На нитки Филипп пустил самые старые вещи, чтобы мама их не хватилась. Распустил бабушкины вязаные кофты, нарезал на полоски мамино платье из скользкой ткани, которое она ни разу не надевала, рукав клетчатого пиджака с длинными, как чаячьи крылья, лацканами, что-то еще. Закрылся в папином кабинете и провозился всю ночь, а готовое Послание спрятал под матрас.
Успел сделать только одно, для Яны, – с Ольгой можно поговорить и так. Казалось, все прошло отлично, – но он слишком устал, и торопился, и, наверное, не смог прибраться так, чтобы мама ничего не заметила. Конечно, ей пришлось вызвать милиционеров: он совершенно утратил контроль над своими нездоровыми импульсами и подавленной агрессией, которую так и не научился выражать здоровыми способами, да еще и ушел из дома без спросу. Жалко только, что поймали его как раз в тот момент, когда он собирался рассказать обо всем Ольге.

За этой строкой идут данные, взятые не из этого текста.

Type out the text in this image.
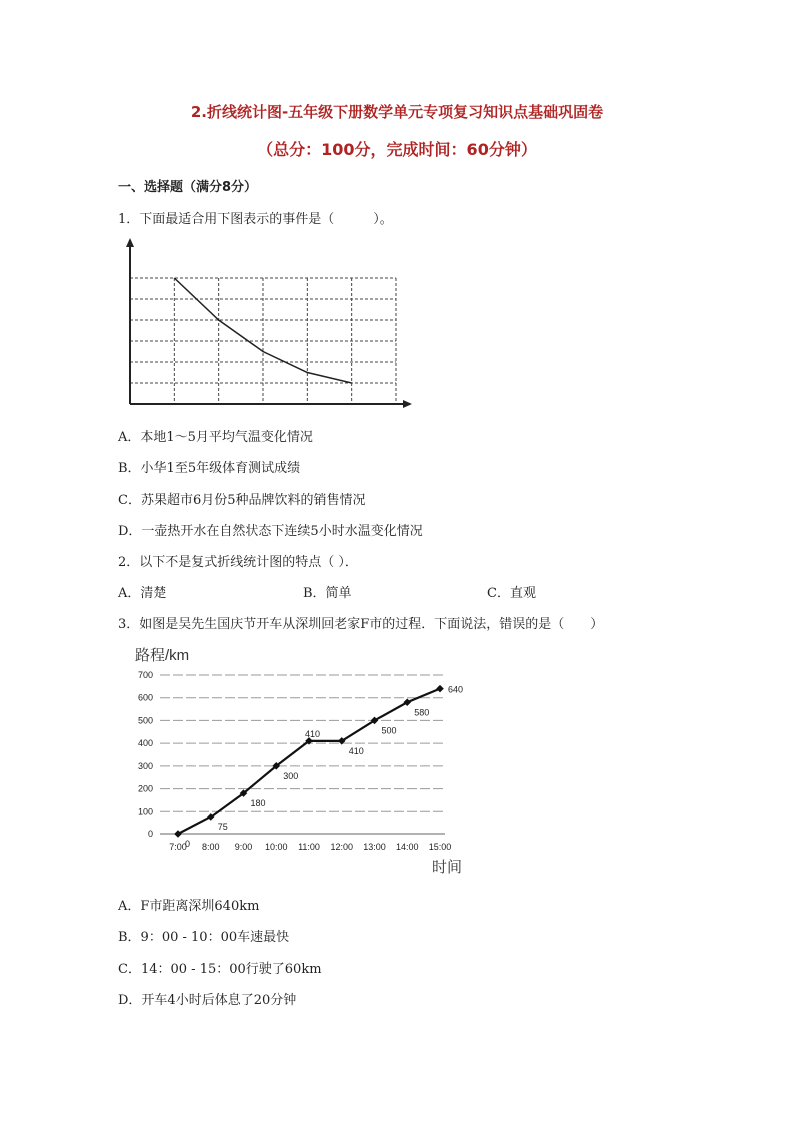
2.折线统计图-五年级下册数学单元专项复习知识点基础巩固卷
（总分：100分，完成时间：60分钟）
一、选择题（满分8分）
1．下面最适合用下图表示的事件是（　　　）。
A．本地1～5月平均气温变化情况
B．小华1至5年级体育测试成绩
C．苏果超市6月份5种品牌饮料的销售情况
D．一壶热开水在自然状态下连续5小时水温变化情况
2．以下不是复式折线统计图的特点（ ）．
A．清楚	B．简单	C．直观
3．如图是吴先生国庆节开车从深圳回老家F市的过程．下面说法，错误的是（　　）
路程/km
时间
0
100
200
300
400
500
600
700
7:00 8:00 9:00 10:00 11:00 12:00 13:00 14:00 15:00
0
75
180
300
410
410
500
580
640
A．F市距离深圳640km
B．9：00 - 10：00车速最快
C．14：00 - 15：00行驶了60km
D．开车4小时后体息了20分钟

…Еще в первый раз в санатории врач говорит Филиппу записывать все, что с ним происходит. Тогда Филипп не обращает на совет внимания, но после появления Голодного Мальчика решает, что это стоящая идея: осенний туман, застилающий мозги, может заставить забыть обо всем. Филиппу хочется забыть. Хочется закутаться в вязкое серое беспамятство, как в байковое одеяло, не сопротивляться, когда на глаза опускается тяжелая и теплая бабушкина ладонь. Но если он поддастся, то однажды не сможет вспомнить, зачем накидывать полотенце на зеркало, прежде чем повернуться к нему лицом.
И тогда Голодный Мальчик придет снова.
Филипп понимает, что должен сохранить память, но понимает и другое: нельзя, чтобы кто-то прочел его записи. К счастью, он давно уже придумал, что с этим делать, а в тайнике за кроватью лежит запас особых ниток, к которым он не прикасался с того самого лета. После выписки из санатория Филипп неделю вывязывает встречу с Голодным Мальчиком, а потом решает записать всю историю. Слов, которые когда-то придумала Яна, не хватает, и Филипп изобретает новые знаки, а потом разрабатывает алфавит. Месяцами он завязывает один узел за другим. Пальцы становятся шершавыми, покрываются трещинами и иногда кровят, и тогда Филипп оттирает пятна мыльной тряпочкой – аккуратно, едва прикасаясь, чтобы нитки не свалялись и не сделали узел нечитаемым. Он мучительно подбирает слова; иногда задача кажется непосильной, но полотнища сплетаются одно за другим, скапливаются под матрасом, и чем больше их становится, тем лучше Филипп понимает, чтó случилось тем летом. Он как будто рисует картинку из детского журнала, соединяя линиями хаотично разбросанные номера.
Кажется, еще немного, еще одно, может, два полотнища – и он поймет все, но тут нитки кончаются.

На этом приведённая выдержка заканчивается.